Mu’awiyah sendiri dapat dianggap menyalahgunakan kekuasaan yang direbutnya
dengan penuh kelicikan dan dengan kembali menghidupkan tradisi kerajaan seperti
yang dipraktikkan di zaman jahiliyah, sehingga kepemimpinannya diteruskan secara
turun temurun oleh anak dan cucunya sendiri. Mu’awiyah sendiri ditetapkan menjadi
Khalifah penerus Khalifah Ali ibn Abi Thalib melalui kudeta berdarah sebagai salah
satu contoh pola suksesi atau pergantian kekuasaan yang sering terjadi dalam semua
tradisi dan dalam semua sistem.
Kudeta itu sendiri sering terjadi dalam sejarah umat manusia dimana saja, baik
dalam sistem kerajaan maupun dalam sistem republik. Namun, sebelum zaman Islam,
kudeta hanya terjadi dalam sistem kerajaan. Raja yang satu ditumbangkan, diganti
dengan raja yang baru. Dari waktu ke waktu, dinasti demi dinasti datang dan pergi
sebagaimana digambarkan dalam buku Mukaddimah Ibnu Khaldun dan buku Le
Prince karya Nicolo Machiavelli.
Sebelum Islam, dapat dikatakan bahwa praktik pergantian kekuasaan di manamana hanya terjadi melalui cara turun temurun atau melalui perebutan kekuasaan
(kudeta). Memang benar dalam bukunya “Republics”, Plato mengidealkan negara
“res publica” atau negara yang mencerminkan kekuasaan oleh rakyat, kekuasaan oleh
public seperti yang tercermin dalam istilah ‘republik’. Namun yang memimpin negara
dimaksud tetaplah seorang raja atau ratu. Hanya saja, yang diimpikan oleh Plato untuk
menjadi pemimpin yang ideal itu adalah seorang “Philofopher’s King”, yaitu seorang
raja filosof. Karena itu, negara yang ideal itu tetap saja berbentuk kerajaan yang
dipimpin oleh raja atau ratu.
Lagi pula, impian Plato tentang “res publica” itu barulah dalam tataran
wacana filosofis. Dalam praktik sistem organisasi bernegara di Athena, di Sparta, dan
di tempat-tempat lain di dunia ketika itu, tetap lah merupakan bangun organisasi yang
berbentuk kerajaan dengan proses pergantian kekuasaan dari satu generasi ke generasi
berikutnya secara turun-temurun. Memang banyak terjadi pergantian kepemimpinan
melalui perebutan kekuasaan atau kudeta di sepanjang sejarah umat manusia.
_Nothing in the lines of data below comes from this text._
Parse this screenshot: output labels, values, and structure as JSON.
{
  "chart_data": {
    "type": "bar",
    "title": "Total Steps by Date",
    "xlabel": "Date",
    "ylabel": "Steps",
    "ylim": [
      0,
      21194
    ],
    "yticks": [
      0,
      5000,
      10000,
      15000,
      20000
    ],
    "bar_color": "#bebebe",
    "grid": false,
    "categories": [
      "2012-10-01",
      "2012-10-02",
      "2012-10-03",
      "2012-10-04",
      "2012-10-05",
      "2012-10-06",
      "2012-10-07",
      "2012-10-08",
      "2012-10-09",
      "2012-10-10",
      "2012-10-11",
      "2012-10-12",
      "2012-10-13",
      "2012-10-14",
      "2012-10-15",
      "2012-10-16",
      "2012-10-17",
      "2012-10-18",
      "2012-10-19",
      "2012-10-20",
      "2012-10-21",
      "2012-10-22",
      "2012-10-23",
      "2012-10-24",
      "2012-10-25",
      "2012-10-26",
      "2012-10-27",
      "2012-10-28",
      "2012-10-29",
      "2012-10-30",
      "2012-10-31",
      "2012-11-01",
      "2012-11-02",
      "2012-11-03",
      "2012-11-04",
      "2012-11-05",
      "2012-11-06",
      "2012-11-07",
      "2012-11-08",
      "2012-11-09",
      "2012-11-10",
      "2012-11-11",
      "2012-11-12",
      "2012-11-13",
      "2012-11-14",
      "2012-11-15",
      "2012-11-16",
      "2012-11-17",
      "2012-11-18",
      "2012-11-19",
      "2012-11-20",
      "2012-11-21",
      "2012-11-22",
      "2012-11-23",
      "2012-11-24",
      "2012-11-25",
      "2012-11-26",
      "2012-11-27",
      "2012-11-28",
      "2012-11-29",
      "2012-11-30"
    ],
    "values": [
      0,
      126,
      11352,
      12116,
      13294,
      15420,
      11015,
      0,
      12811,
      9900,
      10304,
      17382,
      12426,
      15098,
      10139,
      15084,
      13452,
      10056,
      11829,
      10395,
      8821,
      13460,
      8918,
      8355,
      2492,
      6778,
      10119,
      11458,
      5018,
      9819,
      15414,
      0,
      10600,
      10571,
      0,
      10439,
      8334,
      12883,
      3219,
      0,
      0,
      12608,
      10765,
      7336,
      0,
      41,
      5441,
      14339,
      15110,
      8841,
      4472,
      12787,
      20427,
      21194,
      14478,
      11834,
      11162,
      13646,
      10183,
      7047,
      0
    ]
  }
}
Fenomena kudeta itu betapapun merupakan penyimpangan dari tradisi yang baku. Hal
ini memang sering terjadi dalam sejarah, tidak saja di lingkungan kerajaan tetapi juga
di lingkungan siste pemerintahan non-kerajaan. Dengan perkataan lain, konsepsi
tentang republik di zaman Yunani kuno itu seperti yang diimpikan oleh Plato itu
belum lah menjadi gambaran kenyataan ketika itu dan bahkan di masa-masa
sesudahnya.
Hanya saja, dalam sistem pemerintahan kerajaan yang disebut oleh Plato
dengan ‘res publica’ itu dibayangkan bahwa dalam penyelenggaraan kekuasaan
sehari-hari sudah dengan sendirinya raja harus menyerap aspirasi rakyat banyak untuk
kepentingan umum. Karena para raja, bagaimanapun juga memang haruslah melayani
kepentingan rakyat, bukan melayani kepentingannya sendiri. Oleh sebab itu, yang
ideal diangkat menjadi raja menurut Plato haruslah mereka yang memenuhi
kualifikasi sebagai filosof, yang memiliki kecerdasan dan pemahaman yang luas dan
mendalam mengenai masalah-masalah kepentingan umum. Demonstrasi rakyat kota,
perlawanan mereka, dan bahkan kekuatan mereka dapat menumbangkan kekuasaan
raja, meskipun dari perlawanan itu akan muncul raja baru yang nantinya juga akan
mewariskan tahta yang dikuasainya kepada anak-cucunya sendiri untuk generasi
berikutnya.
21
Dalam kaitan itulah maka praktik yang terjadi pada awal perkembangan
sejarah Islam, mulai dari masa kepemimpinan nabi Muhammad sampai tampilnya
Mu’awiyah ibn Abi Sofyan menjadi Khalifah dinasti Ummaiyah pertama, sungguh
sangat penting untuk dicatat secara tersendiri. Tampilnya Muhammad menjadi
pemimpin, di samping sebagai nabi dan rasul tidak didasarkan atas keturunan,
melainkan karena adanya ‘social trust’ dan ‘social support’ dari masyarakat. Karena
itu, bagi Montgomery Watt, kedudukan Muhammad ketika itu adalah nabi/rasul
(Prophet) dan sekaligus merupakan negarawan (statesman)17. Demikian pula
tampilnya Abubakar Siddik menjadi Khalifah didasarkan atas “bai’at” atau
konkritnya berdasarkan pemilihan umum yang bersifat langsung dan terbuka yang
dimotori oleh Umar ibn Khattab.
Banyak orang yang salah memahami konsepsi “bai’at” itu yang sebenarnya.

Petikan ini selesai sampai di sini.